Captain Marvel Jr. #37 (April 1946, "Sees Stars!")

Sees Stars!

This is a delightful human interest story that shows an infatuated Freddy Freeman being kissed by the beautiful movie star, Lona Twister (Cap Jr. is equally infatuated). Lona Twister seems to be a take off of real life movie star, Lana Turner. However, there are a couple of problems. One, Lona Twister seems not to realize Freddy is the Blue Boy even though he turns into the World's Mightiest Boy in front of her in locked room (Though in the last panel while planting a kiss on Freddy's cheek Miss Twister coyly says, "And this is for your friend Capt. Marvel Jr.! I'll always be indebted to him."). Second, Cap Jr. uses deceit to help the motion picture star succeed with the movie studios. He declares while clobbering the kidnappers with a high heeled shoe, "These high heel marks will convince the reporters. Now, I'd better leave so nobody will suspect I had anything to do with it." Art by Bud Thompson.

Monday, October 7, 2013

Captain Marvel Jr. #36 (March 1946, "Monkey Shines! ")

Monkey Shines! 

Here we have another POF (Pets of Freddy) story this time with a monkey. An over-aching theme is the naming of the small simian. At the end of the story Freddy calls the monkey, Jeep.

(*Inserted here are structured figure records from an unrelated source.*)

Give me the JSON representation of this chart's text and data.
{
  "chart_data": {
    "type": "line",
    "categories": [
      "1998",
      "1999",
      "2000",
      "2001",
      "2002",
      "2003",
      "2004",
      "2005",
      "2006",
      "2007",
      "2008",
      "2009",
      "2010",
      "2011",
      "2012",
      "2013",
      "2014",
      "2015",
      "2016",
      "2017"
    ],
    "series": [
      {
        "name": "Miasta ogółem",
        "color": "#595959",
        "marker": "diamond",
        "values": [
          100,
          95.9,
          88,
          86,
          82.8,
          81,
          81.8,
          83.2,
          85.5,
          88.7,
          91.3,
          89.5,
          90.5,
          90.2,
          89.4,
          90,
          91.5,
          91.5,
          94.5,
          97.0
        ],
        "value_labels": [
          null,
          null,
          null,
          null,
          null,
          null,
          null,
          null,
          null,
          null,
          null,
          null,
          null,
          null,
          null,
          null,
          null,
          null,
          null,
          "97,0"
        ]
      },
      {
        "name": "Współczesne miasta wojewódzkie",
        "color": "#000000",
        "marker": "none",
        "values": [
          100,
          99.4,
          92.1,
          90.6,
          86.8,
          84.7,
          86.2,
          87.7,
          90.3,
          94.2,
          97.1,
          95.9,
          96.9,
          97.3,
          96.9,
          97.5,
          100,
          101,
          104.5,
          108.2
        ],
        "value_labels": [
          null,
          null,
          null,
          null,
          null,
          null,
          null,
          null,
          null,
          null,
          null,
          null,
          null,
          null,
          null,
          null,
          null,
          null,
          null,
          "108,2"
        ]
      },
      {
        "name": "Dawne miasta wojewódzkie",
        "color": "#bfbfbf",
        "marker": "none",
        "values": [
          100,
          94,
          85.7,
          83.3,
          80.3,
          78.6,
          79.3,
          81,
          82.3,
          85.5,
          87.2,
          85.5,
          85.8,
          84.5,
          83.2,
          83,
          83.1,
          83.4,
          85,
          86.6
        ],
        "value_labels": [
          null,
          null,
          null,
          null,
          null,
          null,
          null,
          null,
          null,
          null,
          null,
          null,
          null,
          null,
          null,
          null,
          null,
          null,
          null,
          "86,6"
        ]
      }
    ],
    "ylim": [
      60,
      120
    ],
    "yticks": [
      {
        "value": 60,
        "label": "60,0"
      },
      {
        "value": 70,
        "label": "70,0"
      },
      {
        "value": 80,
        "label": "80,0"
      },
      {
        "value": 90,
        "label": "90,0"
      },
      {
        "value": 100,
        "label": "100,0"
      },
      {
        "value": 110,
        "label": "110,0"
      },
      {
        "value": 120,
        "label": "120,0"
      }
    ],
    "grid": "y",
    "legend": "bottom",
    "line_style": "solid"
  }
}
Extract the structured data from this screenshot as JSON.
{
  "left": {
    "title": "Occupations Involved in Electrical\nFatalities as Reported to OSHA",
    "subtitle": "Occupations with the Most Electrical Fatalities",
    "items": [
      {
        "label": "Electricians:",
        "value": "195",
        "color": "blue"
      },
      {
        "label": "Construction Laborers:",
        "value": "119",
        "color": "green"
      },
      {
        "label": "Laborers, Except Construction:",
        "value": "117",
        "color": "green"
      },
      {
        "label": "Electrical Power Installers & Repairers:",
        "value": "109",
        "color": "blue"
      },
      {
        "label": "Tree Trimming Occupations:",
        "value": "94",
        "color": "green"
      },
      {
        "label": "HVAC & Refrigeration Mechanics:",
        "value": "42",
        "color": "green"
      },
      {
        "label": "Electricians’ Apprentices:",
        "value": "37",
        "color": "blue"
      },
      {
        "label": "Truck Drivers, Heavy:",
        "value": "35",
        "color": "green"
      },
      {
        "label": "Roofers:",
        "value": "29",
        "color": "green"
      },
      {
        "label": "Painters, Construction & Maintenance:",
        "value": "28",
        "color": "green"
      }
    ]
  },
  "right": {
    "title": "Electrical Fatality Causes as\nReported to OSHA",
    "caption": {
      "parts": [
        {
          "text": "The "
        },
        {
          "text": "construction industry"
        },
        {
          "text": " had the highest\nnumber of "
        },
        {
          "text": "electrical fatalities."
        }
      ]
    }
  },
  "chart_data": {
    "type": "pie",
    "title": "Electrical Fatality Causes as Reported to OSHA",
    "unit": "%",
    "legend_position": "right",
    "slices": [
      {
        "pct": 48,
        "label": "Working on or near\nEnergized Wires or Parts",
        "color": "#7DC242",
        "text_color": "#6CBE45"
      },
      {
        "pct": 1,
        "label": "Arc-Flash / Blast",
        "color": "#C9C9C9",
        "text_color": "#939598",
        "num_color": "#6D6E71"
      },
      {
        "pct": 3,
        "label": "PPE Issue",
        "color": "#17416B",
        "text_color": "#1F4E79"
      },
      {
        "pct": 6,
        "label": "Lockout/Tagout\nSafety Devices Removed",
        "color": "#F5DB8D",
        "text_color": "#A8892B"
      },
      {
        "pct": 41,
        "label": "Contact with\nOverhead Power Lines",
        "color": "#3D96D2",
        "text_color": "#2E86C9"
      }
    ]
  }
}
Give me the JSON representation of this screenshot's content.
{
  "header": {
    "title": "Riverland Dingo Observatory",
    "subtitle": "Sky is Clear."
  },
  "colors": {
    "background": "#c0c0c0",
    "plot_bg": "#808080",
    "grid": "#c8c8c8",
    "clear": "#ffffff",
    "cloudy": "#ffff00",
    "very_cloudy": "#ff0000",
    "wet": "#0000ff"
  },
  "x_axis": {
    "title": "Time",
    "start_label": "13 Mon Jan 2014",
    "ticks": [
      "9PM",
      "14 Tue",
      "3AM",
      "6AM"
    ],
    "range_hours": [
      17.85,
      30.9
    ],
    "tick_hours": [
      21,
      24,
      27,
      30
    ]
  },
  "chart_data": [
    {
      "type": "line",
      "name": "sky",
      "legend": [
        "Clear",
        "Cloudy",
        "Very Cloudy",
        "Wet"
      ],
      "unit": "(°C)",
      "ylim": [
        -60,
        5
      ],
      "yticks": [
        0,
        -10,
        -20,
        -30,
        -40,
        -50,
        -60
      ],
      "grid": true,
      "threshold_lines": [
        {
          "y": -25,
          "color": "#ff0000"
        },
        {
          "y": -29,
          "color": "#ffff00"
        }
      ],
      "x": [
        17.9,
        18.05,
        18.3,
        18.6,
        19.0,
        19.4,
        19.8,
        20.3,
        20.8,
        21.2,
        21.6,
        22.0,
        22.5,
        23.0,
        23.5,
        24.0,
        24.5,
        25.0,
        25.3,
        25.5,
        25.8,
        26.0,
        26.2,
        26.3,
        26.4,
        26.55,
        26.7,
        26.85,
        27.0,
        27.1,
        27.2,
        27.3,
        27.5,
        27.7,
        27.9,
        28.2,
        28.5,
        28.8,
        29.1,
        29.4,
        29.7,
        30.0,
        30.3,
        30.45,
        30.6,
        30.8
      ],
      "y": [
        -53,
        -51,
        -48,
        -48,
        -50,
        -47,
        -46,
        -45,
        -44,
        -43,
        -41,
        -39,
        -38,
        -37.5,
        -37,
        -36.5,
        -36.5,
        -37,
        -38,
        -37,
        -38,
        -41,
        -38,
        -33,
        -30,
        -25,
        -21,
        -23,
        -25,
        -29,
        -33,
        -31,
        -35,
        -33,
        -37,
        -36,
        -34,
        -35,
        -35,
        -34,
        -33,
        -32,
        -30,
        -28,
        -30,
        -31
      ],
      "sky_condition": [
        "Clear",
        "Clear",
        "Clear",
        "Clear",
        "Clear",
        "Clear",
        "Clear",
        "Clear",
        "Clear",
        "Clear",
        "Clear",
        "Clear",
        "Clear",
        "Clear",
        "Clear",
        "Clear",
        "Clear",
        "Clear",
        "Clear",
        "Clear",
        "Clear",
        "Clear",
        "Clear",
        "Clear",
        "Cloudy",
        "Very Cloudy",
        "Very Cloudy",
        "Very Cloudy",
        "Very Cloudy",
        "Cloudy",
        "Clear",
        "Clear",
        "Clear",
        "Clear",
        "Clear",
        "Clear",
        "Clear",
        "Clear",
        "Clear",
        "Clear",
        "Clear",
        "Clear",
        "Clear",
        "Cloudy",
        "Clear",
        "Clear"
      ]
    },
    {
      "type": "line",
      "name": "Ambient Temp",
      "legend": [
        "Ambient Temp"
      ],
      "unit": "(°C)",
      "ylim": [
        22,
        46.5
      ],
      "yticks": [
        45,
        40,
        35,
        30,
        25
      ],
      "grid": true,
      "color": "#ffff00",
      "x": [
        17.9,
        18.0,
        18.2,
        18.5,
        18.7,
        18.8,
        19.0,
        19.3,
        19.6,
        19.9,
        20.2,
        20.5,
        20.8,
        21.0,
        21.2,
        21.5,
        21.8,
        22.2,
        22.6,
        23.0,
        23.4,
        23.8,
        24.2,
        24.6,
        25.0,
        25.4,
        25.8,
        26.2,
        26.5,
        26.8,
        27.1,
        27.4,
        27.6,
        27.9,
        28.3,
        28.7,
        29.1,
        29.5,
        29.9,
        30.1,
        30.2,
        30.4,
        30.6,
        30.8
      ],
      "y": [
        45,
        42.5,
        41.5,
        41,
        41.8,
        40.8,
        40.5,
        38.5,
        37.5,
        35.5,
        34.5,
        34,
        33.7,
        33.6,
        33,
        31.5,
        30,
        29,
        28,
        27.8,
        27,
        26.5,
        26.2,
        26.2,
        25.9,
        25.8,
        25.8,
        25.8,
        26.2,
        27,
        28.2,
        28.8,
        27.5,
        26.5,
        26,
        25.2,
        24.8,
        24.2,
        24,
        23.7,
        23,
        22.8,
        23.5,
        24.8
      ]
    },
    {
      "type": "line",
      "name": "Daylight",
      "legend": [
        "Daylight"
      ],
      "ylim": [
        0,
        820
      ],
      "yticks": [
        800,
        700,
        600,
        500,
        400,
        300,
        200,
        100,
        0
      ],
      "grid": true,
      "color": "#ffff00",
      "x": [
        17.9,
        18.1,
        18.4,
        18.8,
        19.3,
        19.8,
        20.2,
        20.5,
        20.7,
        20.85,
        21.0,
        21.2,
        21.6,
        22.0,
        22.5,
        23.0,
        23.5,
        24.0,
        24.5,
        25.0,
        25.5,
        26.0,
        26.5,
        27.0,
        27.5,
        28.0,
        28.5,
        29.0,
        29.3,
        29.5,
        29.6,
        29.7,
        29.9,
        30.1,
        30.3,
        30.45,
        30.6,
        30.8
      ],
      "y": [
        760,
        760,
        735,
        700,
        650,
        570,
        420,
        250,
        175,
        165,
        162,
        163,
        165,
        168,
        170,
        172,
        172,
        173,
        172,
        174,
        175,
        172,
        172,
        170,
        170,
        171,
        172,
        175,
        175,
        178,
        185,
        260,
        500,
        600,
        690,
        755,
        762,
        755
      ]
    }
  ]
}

He also lists several readers who sent in the right name. While this comic did not have a letters page this acknowledges the importance of its readers and apparently the responsiveness of those readers. Comic book letter columns in the 1940s were a rarity at best.  Some of the panels (showing the monkey) could easily have been in a funny animal comic of the period with its animated quality. The artwork (probably) by Bud Thompson shows the his versatility as an artist. He is able to go from realistic draftsmanship to excellent cartoon work. This story has standard copies of Mac Raboy poses for Cap Jr.

Thursday, October 3, 2013

San Diego Comics Fest

I will be at the San Diego Comics Fest this weekend. I will be speaking on the history of American Comics from 1930-1970. Below is the description of my presentation. This will be on Friday night, Oct 4. If you are coming to the Con stop by and say hi.

6:15pm – 7:15pm: The History of American Comic Books, 1930-1970- Don Ensign presents an illustrated history of American comic books, from 1930 through the Silver Age. His presentation begins with the reprint comics of the 1930s, then goes into the rise of Superman and other super heroes. Don discusses the other trends and major companies and personalities of the 1940s. Then he goes into the 1950s with the crime and horror comics and Dr Wertham, followed by the rise of the Silver Age and Marvel Comics and 1960s comics fandom. Panelist: Don Ensign Room: Eaton. - See more at:

I've also be on a panel late Sunday afternoon.